In 2009, Brown was a restricted free agent, and received a 2nd Round Tender from Oakland in March. Brown signed the 1-year deal, and went into training camp playing both the SAM and MIKE linebacker positions. Brown and Kirk Morrison were in competition for the MIKE linebacker position, eventually with Morrison playing MIKE and Brown playing SAM on 1st and 2nd downs, and Brown moving to MIKE on 3rd down, nickel situations. During the Raiders' week 5 match-up versus the New York Giants, Brown suffered an ankle injury that would eventually end his season. Brown attempted to rehab the injury, but was placed on Injured Reserve during week 11. Brown had surgery 2 weeks later on the ankle.

In 2010, Brown was a restricted free agent again, and received a 2nd Round Tender from Oakland in March. Brown signed the 1-year deal, and went into training camp as a back-up at MIKE linebacker behind 1st-round pick Rolando McClain. Brown went on to play in 14 games, including 1 start.

In 2011, Brown received a 2nd Round Tender from Oakland in March, but the tender rendered invalid when a new collective bargaining agreement was reached on July 25, 2011, bringing unrestricted free agency back to 4 accrued seasons.

===New England Patriots===
On August 20, 2011, signed a contract with the New England Patriots. The terms of the contract were not disclosed. He was released by the Patriots on September 2.

===Oakland Raiders (second stint)===
Brown re-signed with the Raiders on September 4. He was cut on November 29, 2011.

===Baltimore Ravens===
On July 25, 2012, Brown signed with the Baltimore Ravens. On August 31, 2012, Brown was place on injured reserve (head).

==Coaching career==
Brown began his coaching career as a quality control assistant at USC in 2014, after a brief stint in the professional world as a wealth advisory associate for Morgan Stanley in Los Angeles.

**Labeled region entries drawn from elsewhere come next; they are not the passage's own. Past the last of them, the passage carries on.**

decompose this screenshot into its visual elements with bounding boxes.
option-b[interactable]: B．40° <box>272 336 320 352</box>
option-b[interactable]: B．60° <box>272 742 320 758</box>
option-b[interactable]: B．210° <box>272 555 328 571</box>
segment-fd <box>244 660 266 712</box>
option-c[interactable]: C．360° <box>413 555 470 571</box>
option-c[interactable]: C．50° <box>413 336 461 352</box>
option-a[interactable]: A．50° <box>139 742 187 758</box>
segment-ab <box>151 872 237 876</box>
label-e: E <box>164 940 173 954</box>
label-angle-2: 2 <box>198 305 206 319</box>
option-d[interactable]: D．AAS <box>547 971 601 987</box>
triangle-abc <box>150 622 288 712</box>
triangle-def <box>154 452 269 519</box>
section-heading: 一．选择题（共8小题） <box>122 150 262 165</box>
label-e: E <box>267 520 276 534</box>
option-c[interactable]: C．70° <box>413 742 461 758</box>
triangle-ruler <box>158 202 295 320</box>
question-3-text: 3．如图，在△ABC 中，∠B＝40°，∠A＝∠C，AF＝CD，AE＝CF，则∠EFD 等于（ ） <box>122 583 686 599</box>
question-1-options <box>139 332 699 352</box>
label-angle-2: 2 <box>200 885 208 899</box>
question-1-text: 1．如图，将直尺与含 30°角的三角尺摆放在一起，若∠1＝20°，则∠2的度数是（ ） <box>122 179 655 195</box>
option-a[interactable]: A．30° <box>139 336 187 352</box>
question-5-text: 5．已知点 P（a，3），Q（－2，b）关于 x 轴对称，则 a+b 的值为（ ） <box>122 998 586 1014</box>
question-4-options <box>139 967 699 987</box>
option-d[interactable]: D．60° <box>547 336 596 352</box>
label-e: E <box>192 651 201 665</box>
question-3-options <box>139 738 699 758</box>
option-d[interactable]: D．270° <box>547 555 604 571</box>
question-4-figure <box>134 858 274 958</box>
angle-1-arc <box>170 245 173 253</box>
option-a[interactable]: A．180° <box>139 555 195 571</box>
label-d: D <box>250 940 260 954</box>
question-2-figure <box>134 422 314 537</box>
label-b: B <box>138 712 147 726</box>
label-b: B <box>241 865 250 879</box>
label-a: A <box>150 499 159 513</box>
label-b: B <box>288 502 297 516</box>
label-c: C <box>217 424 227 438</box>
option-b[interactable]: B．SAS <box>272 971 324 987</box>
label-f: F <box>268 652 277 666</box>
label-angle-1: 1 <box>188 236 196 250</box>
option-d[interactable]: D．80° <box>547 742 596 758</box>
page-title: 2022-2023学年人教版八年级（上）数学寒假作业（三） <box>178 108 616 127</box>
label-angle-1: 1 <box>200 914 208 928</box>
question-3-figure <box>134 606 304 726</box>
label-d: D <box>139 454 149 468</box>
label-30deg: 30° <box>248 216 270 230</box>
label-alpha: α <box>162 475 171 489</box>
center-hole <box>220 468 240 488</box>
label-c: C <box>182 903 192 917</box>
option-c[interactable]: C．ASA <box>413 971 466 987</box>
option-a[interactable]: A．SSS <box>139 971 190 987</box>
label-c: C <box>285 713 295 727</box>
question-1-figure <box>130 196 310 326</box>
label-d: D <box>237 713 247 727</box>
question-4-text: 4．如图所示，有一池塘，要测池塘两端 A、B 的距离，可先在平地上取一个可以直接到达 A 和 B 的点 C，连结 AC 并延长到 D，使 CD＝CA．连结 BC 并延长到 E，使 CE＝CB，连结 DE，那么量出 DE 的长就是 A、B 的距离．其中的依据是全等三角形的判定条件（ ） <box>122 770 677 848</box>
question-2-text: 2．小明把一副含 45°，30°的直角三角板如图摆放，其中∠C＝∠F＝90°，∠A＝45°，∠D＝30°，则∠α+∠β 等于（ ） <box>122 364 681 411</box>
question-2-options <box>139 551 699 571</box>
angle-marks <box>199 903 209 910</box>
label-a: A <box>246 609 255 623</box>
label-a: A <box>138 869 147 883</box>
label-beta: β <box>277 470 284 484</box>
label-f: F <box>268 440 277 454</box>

Brown went on to coach at his alma mater, Boston College, in 2016 as the Director of Football Initiatives / Quality Control (Defense), then from 2017-2019 as the Special Teams Coordinator & Outside Linebackers Coach. He then would coach linebackers for the 2020 season at Lafayette.

Brown would return to his native Ohio, first at Ohio State for the 2021 season and then for the 2022 season at Cincinnati, both as a special teams quality control coach.

On February 28, 2023, Brown was announced as the Raiders/Strikers and Special Teams Coordinator for Navy under new head coach Brian Newberry.